A Fatal Inheritance  

by Larry Ingrassia

What happens when your mother, three siblings and your nephew, all develop cancer? And almost all of them die at a young age? 

For Larry Ingrassia, the sole survivor of his family, it was an overwhelming and fatalistic feeling as well as a personal medical mystery. A former editor of the Wall Street Journal and New York Times, he finally decided to research and write a book about the disease that decimated his family.

A Fatal Inheritance was published in June, 2024.

Using journalistic traits of persistence, doggedness, and his empathetic interviewing skills, Ingrassia weaves a complex mystery story. He interviews survivors of families with multiple cancers who were originally studied and interviewed in 1969 because of their extraordinarily high cancer risk.

He reveals the story of how Drs. Frederick Li and Joseph Fraumeni from the National Cancer Institute Epidemiology branch suspected there was a genetic aberration in these families causing cancer. However, their initial paper in 1969 describing the affected families contradicted current thinking about cancer etiology.
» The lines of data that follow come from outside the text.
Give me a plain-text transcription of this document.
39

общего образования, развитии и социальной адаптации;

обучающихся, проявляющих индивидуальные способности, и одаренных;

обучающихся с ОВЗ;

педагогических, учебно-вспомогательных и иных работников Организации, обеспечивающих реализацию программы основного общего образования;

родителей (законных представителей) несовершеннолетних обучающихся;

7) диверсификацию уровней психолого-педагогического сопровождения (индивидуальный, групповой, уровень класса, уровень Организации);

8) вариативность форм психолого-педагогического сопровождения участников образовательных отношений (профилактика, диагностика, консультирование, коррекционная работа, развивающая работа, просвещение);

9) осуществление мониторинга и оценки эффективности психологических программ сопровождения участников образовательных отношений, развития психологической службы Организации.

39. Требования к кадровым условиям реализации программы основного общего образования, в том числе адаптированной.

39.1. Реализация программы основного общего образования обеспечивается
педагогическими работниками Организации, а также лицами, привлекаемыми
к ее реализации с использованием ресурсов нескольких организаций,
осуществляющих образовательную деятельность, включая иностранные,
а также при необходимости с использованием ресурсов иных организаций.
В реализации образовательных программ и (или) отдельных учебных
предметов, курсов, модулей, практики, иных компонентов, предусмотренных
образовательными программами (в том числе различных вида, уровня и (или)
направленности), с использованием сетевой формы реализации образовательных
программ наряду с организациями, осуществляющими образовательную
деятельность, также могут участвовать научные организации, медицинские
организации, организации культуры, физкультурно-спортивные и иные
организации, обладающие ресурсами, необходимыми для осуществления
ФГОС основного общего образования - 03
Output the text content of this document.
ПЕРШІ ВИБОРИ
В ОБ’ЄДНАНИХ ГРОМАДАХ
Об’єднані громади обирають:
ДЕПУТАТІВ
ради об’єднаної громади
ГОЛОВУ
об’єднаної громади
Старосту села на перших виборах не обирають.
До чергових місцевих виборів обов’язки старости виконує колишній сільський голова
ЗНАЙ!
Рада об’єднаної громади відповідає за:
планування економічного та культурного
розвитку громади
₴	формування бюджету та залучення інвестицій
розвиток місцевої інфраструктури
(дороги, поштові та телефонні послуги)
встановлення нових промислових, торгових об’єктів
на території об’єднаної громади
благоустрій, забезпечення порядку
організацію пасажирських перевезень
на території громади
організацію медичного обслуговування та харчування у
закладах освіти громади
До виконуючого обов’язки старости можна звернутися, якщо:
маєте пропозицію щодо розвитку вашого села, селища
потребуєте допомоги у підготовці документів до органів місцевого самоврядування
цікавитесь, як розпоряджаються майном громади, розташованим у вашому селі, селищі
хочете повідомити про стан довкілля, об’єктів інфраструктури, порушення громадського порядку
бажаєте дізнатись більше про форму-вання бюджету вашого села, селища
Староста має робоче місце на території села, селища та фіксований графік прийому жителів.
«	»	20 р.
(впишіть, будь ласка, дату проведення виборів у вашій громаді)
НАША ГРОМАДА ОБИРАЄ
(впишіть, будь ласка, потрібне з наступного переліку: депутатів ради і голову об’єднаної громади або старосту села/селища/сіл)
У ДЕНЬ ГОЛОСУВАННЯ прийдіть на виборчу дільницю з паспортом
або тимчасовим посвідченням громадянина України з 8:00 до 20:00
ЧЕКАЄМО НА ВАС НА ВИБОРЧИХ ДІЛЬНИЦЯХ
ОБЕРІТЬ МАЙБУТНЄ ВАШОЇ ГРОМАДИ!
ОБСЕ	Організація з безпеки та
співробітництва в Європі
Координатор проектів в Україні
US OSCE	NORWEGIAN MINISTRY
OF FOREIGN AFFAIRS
Viruses and environment were the causes of cancer proclaimed other scientists, not abnormal genes. 

Undeterred, these physician scientists persisted, and after 20 years of family studies, genetic, molecular and epidemiological analysis culminating at MIT, they discovered that these families had a mutation in the tumor suppressor gene called TP 53 that led to a very elevated risk of cancer, including sarcomas, brain, breast and many others occurring at very young ages.

This seminal discovery became the foundation on which studies of genetic susceptibility to cancer were built. And, it is now known that abnormalities in the TP53 tumor suppressor gene affects 60% of all cancers.

For an understanding of the intersection of family tragedy and scientific discovery, I highly recommend this book. For anyone whose family has had experience with cancer it is about finding an answer and hopefully someday, a cure.

Elaine Li Shiang MD

Author alert: 

Dr. Frederick Li is my late husband, a colleague of Dr. Joseph Fraumeni for whom Li Fraumeni Syndrome is named.